December 30, 2013 0 By Stephen Vagus

Toyota works to reduce costs of fuel cell vehicles

hydrogen fuel vehiclesJapanese automaker Toyota has been working to draw attention to its hydrogen-powered concept vehicle recently, which it plans to launch in 2015. The company has been showing off the vehicle and its capabilities at various auto shows around the world and has successfully generated a significant amount of hype behind the product. The problem, however, is that many consumers believe that hydrogen-powered vehicles will be too expensive to be considered viable, largely due to the high costs of fuel cells themselves.

Cost of fuel cells remains a problematic issue

The cost of fuel cell technology has long been a serious problem when it comes to clean transportation. Hydrogen fuel cells are expensive because of their use of platinum and other expensive materials. Most automakers have opted to develop their own fuel cells, which is an expensive endeavor. The costs associated with fuel cell technology are translated into the ultimate cost of a hydrogen-powered vehicle. In many cases, these vehicles are expected to cost an average of $80,000.
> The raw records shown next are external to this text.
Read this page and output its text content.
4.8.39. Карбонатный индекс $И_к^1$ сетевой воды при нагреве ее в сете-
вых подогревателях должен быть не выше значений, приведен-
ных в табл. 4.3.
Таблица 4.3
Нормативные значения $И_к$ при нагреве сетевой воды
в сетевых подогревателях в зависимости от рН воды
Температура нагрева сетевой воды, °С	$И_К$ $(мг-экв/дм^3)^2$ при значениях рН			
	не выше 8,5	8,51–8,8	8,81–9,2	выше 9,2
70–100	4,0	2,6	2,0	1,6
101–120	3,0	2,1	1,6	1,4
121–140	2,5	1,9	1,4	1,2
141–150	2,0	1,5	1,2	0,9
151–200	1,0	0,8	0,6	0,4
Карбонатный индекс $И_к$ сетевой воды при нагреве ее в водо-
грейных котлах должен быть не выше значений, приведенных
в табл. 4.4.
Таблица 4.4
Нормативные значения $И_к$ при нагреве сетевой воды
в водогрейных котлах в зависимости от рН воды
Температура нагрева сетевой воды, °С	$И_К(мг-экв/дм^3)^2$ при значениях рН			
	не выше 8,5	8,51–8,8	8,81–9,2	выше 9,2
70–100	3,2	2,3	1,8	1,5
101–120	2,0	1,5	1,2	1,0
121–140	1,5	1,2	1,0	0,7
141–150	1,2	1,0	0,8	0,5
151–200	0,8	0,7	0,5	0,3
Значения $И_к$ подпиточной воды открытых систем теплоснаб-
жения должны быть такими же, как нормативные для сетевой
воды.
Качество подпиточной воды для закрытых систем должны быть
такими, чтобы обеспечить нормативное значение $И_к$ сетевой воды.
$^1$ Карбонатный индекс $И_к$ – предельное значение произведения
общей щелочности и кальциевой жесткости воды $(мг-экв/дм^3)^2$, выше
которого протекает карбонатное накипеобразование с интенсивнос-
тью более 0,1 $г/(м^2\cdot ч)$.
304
Toyota successfully reduce vehicle costs

Toyota has been working to reduce the cost of fuel cell vehicles since it began developing its own. The automaker recently announced that its own hydrogen-powered vehicle will cost approximately $40,000, significantly less than what other automakers are estimating for their own vehicles. Toyota has accomplished this through the use of a smaller fuel cell, which requires fewer materials without sacrificing its energy output.

Fuel cell vehicles may be cost competitive by 2030

Toyota believes that fuel cell vehicles will be cost competitive with other kinds of electric vehicles by 2030. Advances in fuel cell technology will play a major role in this prediction and fuel cells have become a popular subject in the science community in recent years. Toyota plans to sell as many as 10,000 units of its hydrogen-powered vehicle in 2015, but believes that sales will steadily increase as fuel cell vehicles become less expensive and fuel cell technology becomes more capable.